After the US Open in September, when Djokovic won in four gripping sets in what many considered one of the top five matches of the past 30 years, Rafa said the following: “I didn’t feel any obligation to win the tournament. I am not one that feels that [only reaching] the final is a bad result. I don’t consider myself that good. I fight to be always there. I fight all the time to win every match. I appreciate the result. [Reaching] the final is a fantastic result. It’s smart to accept the losses with the same calm as the victories, and to keep working without thinking on the past.

“I was in the final of Wimbledon, final of US Open. I fought in both of them, especially this one. I went back to Spain [from New York] happier than after the Wimbledon final, because after New York I think I am on the right way to beat [Djokovic]. After Wimbledon I didn’t feel that.”

“If the job I did was easy, I wouldn’t take so much satisfaction from doing it so well”

Whether he’s piecing together the reasons for a loss; or rejoicing in the love of victory, after which comes the downtime when he wonders if he can possibly do it again, Nadal speaks freely of moments when doubts have assailed him. In the next couple of weeks, as he spends Christmas at home with his family in Manacor, a peaceful retreat on the island of Mallorca, he will take himself off to think about the tests to come.

On the one hand there is enthusiasm for the weeks ahead, tinged with a sense of gloom if things do not go right. “I know only too well how remorselessly grinding the tour can be,” he says.
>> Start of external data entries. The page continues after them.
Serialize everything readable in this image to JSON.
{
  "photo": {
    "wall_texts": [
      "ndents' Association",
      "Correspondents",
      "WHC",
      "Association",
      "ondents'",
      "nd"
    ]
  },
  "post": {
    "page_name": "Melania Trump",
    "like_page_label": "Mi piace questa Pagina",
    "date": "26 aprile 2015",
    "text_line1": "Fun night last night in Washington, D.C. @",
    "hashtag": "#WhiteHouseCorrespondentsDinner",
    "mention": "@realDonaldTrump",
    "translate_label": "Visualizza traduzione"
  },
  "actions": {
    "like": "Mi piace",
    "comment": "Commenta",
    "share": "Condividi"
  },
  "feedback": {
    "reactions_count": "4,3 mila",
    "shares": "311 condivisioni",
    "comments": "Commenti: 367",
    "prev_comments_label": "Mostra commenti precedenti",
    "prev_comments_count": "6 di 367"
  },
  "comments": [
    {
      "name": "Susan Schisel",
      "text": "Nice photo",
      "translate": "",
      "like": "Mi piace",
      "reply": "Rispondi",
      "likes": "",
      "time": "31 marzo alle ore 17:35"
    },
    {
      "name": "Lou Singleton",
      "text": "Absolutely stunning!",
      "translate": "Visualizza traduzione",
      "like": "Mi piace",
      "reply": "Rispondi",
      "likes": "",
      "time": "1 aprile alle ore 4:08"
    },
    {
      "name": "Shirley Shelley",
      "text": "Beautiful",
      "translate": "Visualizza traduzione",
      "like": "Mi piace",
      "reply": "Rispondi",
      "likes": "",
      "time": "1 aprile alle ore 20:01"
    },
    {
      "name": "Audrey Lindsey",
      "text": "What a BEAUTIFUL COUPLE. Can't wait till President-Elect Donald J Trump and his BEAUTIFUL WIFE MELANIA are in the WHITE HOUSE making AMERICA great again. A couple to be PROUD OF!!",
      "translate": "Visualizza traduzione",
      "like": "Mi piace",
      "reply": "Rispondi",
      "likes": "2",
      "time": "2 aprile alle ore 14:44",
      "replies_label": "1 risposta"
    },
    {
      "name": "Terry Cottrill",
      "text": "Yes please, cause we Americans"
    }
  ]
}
The majority of his time is spent far from home, away from those he loves, those he grew up with and in whose company he can truly be himself. It is in these moments, sometimes openly, sometimes to himself, that he sheds a tear. “Sometimes this is a battle I wish I didn’t have to fight again,” he confesses. “But if the job I did was easy, I wouldn’t take so much satisfaction from doing it so well.”